In New York, a labor breakfast June 17 with 50 U.S. trade unionists was followed by a meeting with religious and community leaders hosted by United for Peace and Justice, and an evening panel with 250 union and peace activists. The IFTU’s Rashed said the U.S. occupation has brought “the destruction of the Iraqi infrastructure, Iraqi institutions, civil service and the whole fabric of society.”
“The Iraqi people have all the resources, qualities, education, expertise to rebuild Iraq,” he said. “We will not accept the hegemony of a foreign power.”
The IFTU includes 12 unions in 15 provinces and three unions in Iraqi Kurdistan. Besides ending the occupation, Rashad said, “Our three economic fronts are to confront all privatization, the introduction of market economy and the intervention of international institutions like the World Bank.”
In Chicago, Alwan and Amjad Ali Aljawhry of the FWCUI told a June 17 meeting of some 200 labor and peace activists hosted by UNITE HERE that the Iraqi labor movement “has its own alternative” to the occupation. “We are establishing a new labor tradition,” Alwan said. “I will not exaggerate — this is the first time we are electing representatives and leaders. The tradition in Iraq was to have unions under total regime control.”

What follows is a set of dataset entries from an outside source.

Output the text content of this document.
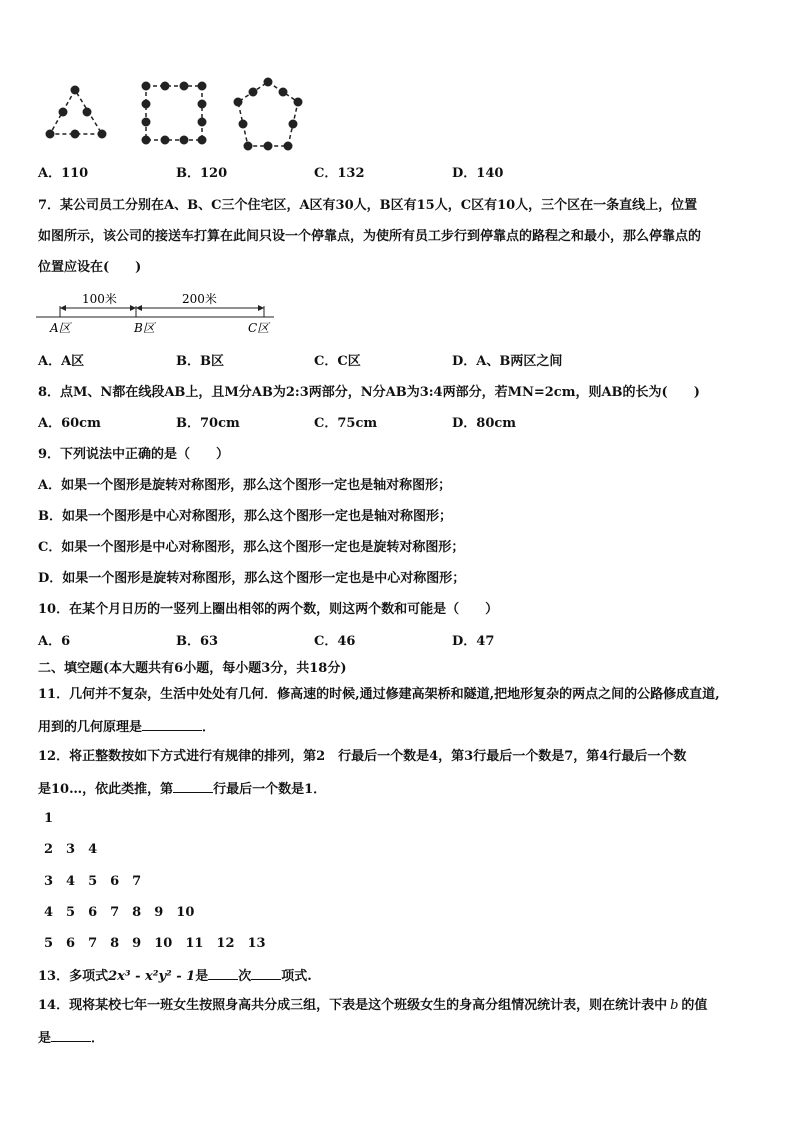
A．110	B．120	C．132	D．140
7．某公司员工分别在A、B、C三个住宅区，A区有30人，B区有15人，C区有10人，三个区在一条直线上，位置
如图所示，该公司的接送车打算在此间只设一个停靠点，为使所有员工步行到停靠点的路程之和最小，那么停靠点的
位置应设在(　　)
100米	200米
A区	B区	C区
A．A区	B．B区	C．C区	D．A、B两区之间
8．点M、N都在线段AB上，且M分AB为2:3两部分，N分AB为3:4两部分，若MN=2cm，则AB的长为(　　)
A．60cm	B．70cm	C．75cm	D．80cm
9．下列说法中正确的是（　　）
A．如果一个图形是旋转对称图形，那么这个图形一定也是轴对称图形；
B．如果一个图形是中心对称图形，那么这个图形一定也是轴对称图形；
C．如果一个图形是中心对称图形，那么这个图形一定也是旋转对称图形；
D．如果一个图形是旋转对称图形，那么这个图形一定也是中心对称图形；
10．在某个月日历的一竖列上圈出相邻的两个数，则这两个数和可能是（　　）
A．6	B．63	C．46	D．47
二、填空题(本大题共有6小题，每小题3分，共18分)
11．几何并不复杂，生活中处处有几何．修高速的时候,通过修建高架桥和隧道,把地形复杂的两点之间的公路修成直道,
用到的几何原理是	．
12．将正整数按如下方式进行有规律的排列，第2　行最后一个数是4，第3行最后一个数是7，第4行最后一个数
是10…，依此类推，第	行最后一个数是1．
1
2　3　4
3　4　5　6　7
4　5　6　7　8　9　10
5　6　7　8　9　10　11　12　13
13．多项式2x³ - x²y² - 1是 次 项式.
14．现将某校七年一班女生按照身高共分成三组，下表是这个班级女生的身高分组情况统计表，则在统计表中 b 的值
是	．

“In order to build a secular and progressive labor movement,” Alwan said, “we need the world labor movement to stand by us.” He urged an immediate end to the U.S. occupation as an important first step. The Iraqi unionists also spoke at Rainbow/
PUSH the next morning.
In Berkeley, Calif., June 19, over 250 people at St. Joseph the Worker Roman Catholic Church heard Umara and GUOE President Hassan Juma’a Awad describe their struggle to regain union rights and conditions. Having reconstituted their union just 11 days after the U.S. takeover of Baghdad in April 2003, the GUOE defeated contracting firm KBR’s effort to take over the worksites they represent. KBR is a Halliburton subsidiary. A three-day strike in August 2003 won the workers a doubling of their wages. Despite the lack of official recognition, the union now has 23,000 members at 10 oil and gas companies.
The Iraqi unionists also spoke before three Bay Area central labor councils and at events organized by International Longshore and Warehouse Union locals.
USLAW’s Bruskin told the World the Iraqi labor delegation “captured the imagination of hundreds of trade unionists” who worked on the many events around the country. The tour “reached out beyond our usual audience,” he said, giving labor activism against the war “some real credibility.” A resolution opposing the occupation is expected to be presented at the upcoming AFL-CIO convention.
Mark Almberg, Marilyn Bechtel, Libero Della Piana and PAI news service contributed to this story.